Epilepsy that occurs as a result of other issues may be preventable.[1] Seizures are controllable with medication in about 69% of cases;[7] inexpensive anti-seizure medications are often available.[1] In those whose seizures do not respond to medication; surgery, neurostimulation or dietary changes may then be considered.[12][5][6] Not all cases of epilepsy are lifelong, and many people improve to the point that treatment is no longer needed.[1]

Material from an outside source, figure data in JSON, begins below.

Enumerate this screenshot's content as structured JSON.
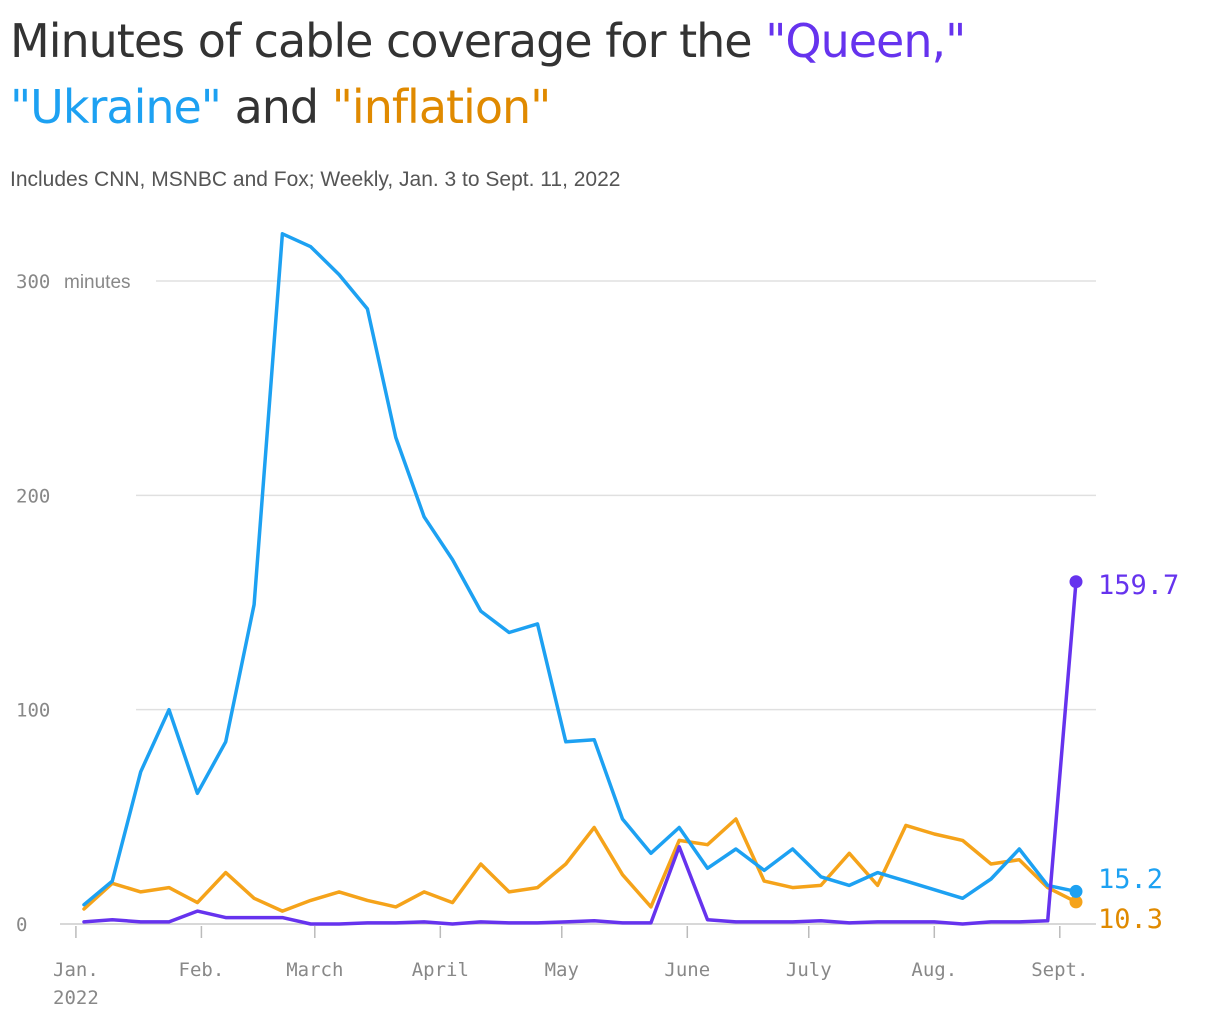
{
  "title": {
    "lead": "Minutes of cable coverage for the ",
    "term_queen": "\"Queen,\"",
    "term_ukraine": "\"Ukraine\"",
    "connector": " and ",
    "term_inflation": "\"inflation\""
  },
  "subtitle": "Includes CNN, MSNBC and Fox; Weekly, Jan. 3 to Sept. 11, 2022",
  "colors": {
    "queen": "#6633ee",
    "ukraine": "#1da1f2",
    "inflation": "#f5a31a",
    "text": "#333333",
    "grid": "#e0e0e0",
    "axis_text": "#888888",
    "end_label_inflation": "#e08a00"
  },
  "chart_data": {
    "type": "line",
    "title": "Minutes of cable coverage for the \"Queen,\" \"Ukraine\" and \"inflation\"",
    "subtitle": "Includes CNN, MSNBC and Fox; Weekly, Jan. 3 to Sept. 11, 2022",
    "xlabel": "",
    "ylabel": "",
    "y_unit": "minutes",
    "ylim": [
      0,
      300
    ],
    "yticks": [
      0,
      100,
      200,
      300
    ],
    "grid": true,
    "legend": "colored title words",
    "x_ticks": [
      {
        "label": "Jan.",
        "sublabel": "2022",
        "date": "2022-01-01"
      },
      {
        "label": "Feb.",
        "date": "2022-02-01"
      },
      {
        "label": "March",
        "date": "2022-03-01"
      },
      {
        "label": "April",
        "date": "2022-04-01"
      },
      {
        "label": "May",
        "date": "2022-05-01"
      },
      {
        "label": "June",
        "date": "2022-06-01"
      },
      {
        "label": "July",
        "date": "2022-07-01"
      },
      {
        "label": "Aug.",
        "date": "2022-08-01"
      },
      {
        "label": "Sept.",
        "date": "2022-09-01"
      }
    ],
    "x": [
      "2022-01-03",
      "2022-01-10",
      "2022-01-17",
      "2022-01-24",
      "2022-01-31",
      "2022-02-07",
      "2022-02-14",
      "2022-02-21",
      "2022-02-28",
      "2022-03-07",
      "2022-03-14",
      "2022-03-21",
      "2022-03-28",
      "2022-04-04",
      "2022-04-11",
      "2022-04-18",
      "2022-04-25",
      "2022-05-02",
      "2022-05-09",
      "2022-05-16",
      "2022-05-23",
      "2022-05-30",
      "2022-06-06",
      "2022-06-13",
      "2022-06-20",
      "2022-06-27",
      "2022-07-04",
      "2022-07-11",
      "2022-07-18",
      "2022-07-25",
      "2022-08-01",
      "2022-08-08",
      "2022-08-15",
      "2022-08-22",
      "2022-08-29",
      "2022-09-05"
    ],
    "series": [
      {
        "key": "ukraine",
        "name": "\"Ukraine\"",
        "end_label": "15.2",
        "values": [
          9,
          20,
          71,
          100,
          61,
          85,
          149,
          322,
          316,
          303,
          287,
          227,
          190,
          170,
          146,
          136,
          140,
          85,
          86,
          49,
          33,
          45,
          26,
          35,
          25,
          35,
          22,
          18,
          24,
          20,
          16,
          12,
          21,
          35,
          18,
          15.2
        ]
      },
      {
        "key": "inflation",
        "name": "\"inflation\"",
        "end_label": "10.3",
        "values": [
          7,
          19,
          15,
          17,
          10,
          24,
          12,
          6,
          11,
          15,
          11,
          8,
          15,
          10,
          28,
          15,
          17,
          28,
          45,
          23,
          8,
          39,
          37,
          49,
          20,
          17,
          18,
          33,
          18,
          46,
          42,
          39,
          28,
          30,
          17,
          10.3
        ]
      },
      {
        "key": "queen",
        "name": "\"Queen,\"",
        "end_label": "159.7",
        "values": [
          1,
          2,
          1,
          1,
          6,
          3,
          3,
          3,
          0,
          0,
          0.5,
          0.5,
          1,
          0,
          1,
          0.5,
          0.5,
          1,
          1.5,
          0.5,
          0.5,
          36,
          2,
          1,
          1,
          1,
          1.5,
          0.5,
          1,
          1,
          1,
          0,
          1,
          1,
          1.5,
          159.7
        ]
      }
    ]
  }
}
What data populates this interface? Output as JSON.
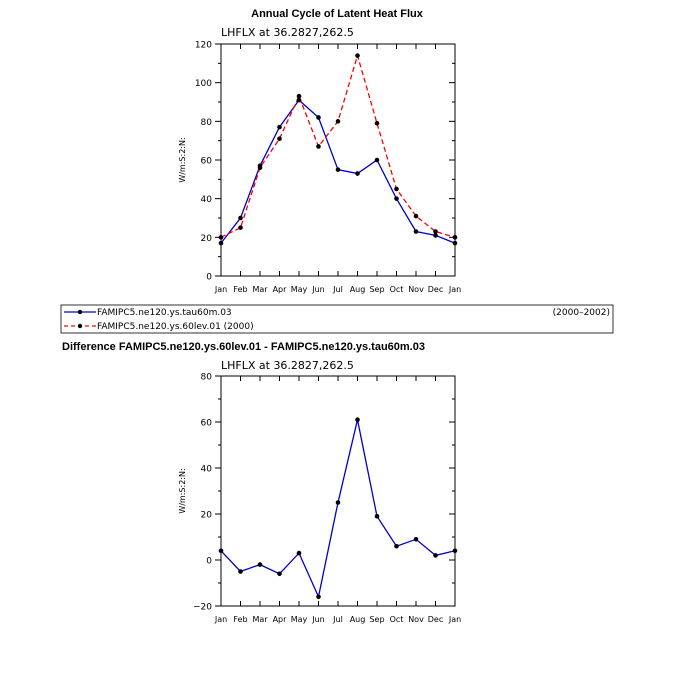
{
  "colors": {
    "series1": "#0000cc",
    "series2": "#ff0000",
    "marker": "#000000"
  },
  "chart_data": [
    {
      "type": "line",
      "title": "Annual Cycle of Latent Heat Flux",
      "subtitle": "LHFLX  at  36.2827,262.5",
      "ylabel": "W/m:S:2:N:",
      "categories": [
        "Jan",
        "Feb",
        "Mar",
        "Apr",
        "May",
        "Jun",
        "Jul",
        "Aug",
        "Sep",
        "Oct",
        "Nov",
        "Dec",
        "Jan"
      ],
      "ylim": [
        0,
        120
      ],
      "yticks": [
        0,
        20,
        40,
        60,
        80,
        100,
        120
      ],
      "yticks_minor": [
        10,
        30,
        50,
        70,
        90,
        110
      ],
      "series": [
        {
          "name": "FAMIPC5.ne120.ys.tau60m.03",
          "style": "solid",
          "color": "#0000cc",
          "values": [
            17,
            30,
            57,
            77,
            91,
            82,
            55,
            53,
            60,
            40,
            23,
            21,
            17
          ]
        },
        {
          "name": "FAMIPC5.ne120.ys.60lev.01",
          "style": "dashed",
          "color": "#ff0000",
          "values": [
            20,
            25,
            56,
            71,
            93,
            67,
            80,
            114,
            79,
            45,
            31,
            23,
            20
          ]
        }
      ],
      "legend": {
        "entries": [
          "FAMIPC5.ne120.ys.tau60m.03",
          "FAMIPC5.ne120.ys.60lev.01  (2000)"
        ],
        "note": "(2000–2002)"
      }
    },
    {
      "type": "line",
      "title": "Difference FAMIPC5.ne120.ys.60lev.01 - FAMIPC5.ne120.ys.tau60m.03",
      "subtitle": "LHFLX  at  36.2827,262.5",
      "ylabel": "W/m:S:2:N:",
      "categories": [
        "Jan",
        "Feb",
        "Mar",
        "Apr",
        "May",
        "Jun",
        "Jul",
        "Aug",
        "Sep",
        "Oct",
        "Nov",
        "Dec",
        "Jan"
      ],
      "ylim": [
        -20,
        80
      ],
      "yticks": [
        -20,
        0,
        20,
        40,
        60,
        80
      ],
      "ytick_labels": [
        "−20",
        "0",
        "20",
        "40",
        "60",
        "80"
      ],
      "yticks_minor": [
        -10,
        10,
        30,
        50,
        70
      ],
      "series": [
        {
          "name": "Difference",
          "style": "solid",
          "color": "#0000cc",
          "values": [
            4,
            -5,
            -2,
            -6,
            3,
            -16,
            25,
            61,
            19,
            6,
            9,
            2,
            4
          ]
        }
      ]
    }
  ]
}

As of 2020, about 50 million people have epilepsy.[12] Nearly 80% of cases occur in the developing world.[1] In 2015, it resulted in 125,000 deaths, an increase from 112,000 in 1990.[9][15] Epilepsy is more common in older people.[16][17] In the developed world, onset of new cases occurs most frequently in babies and the elderly.[18] In the developing world, onset is more common in older children and young adults due to differences in the frequency of the underlying causes.[19] About 5–10% of people will have an unprovoked seizure by the age of 80,[20] with the chance of experiencing a second seizure rising to between 40% and 50%.[21] In many areas of the world, those with epilepsy either have restrictions placed on their ability to drive or are not permitted to drive until they are free of seizures for a specific length of time.[22] The word epilepsy is from Ancient Greek ἐπιλαμβάνειν, "to seize, possess, or afflict".[23]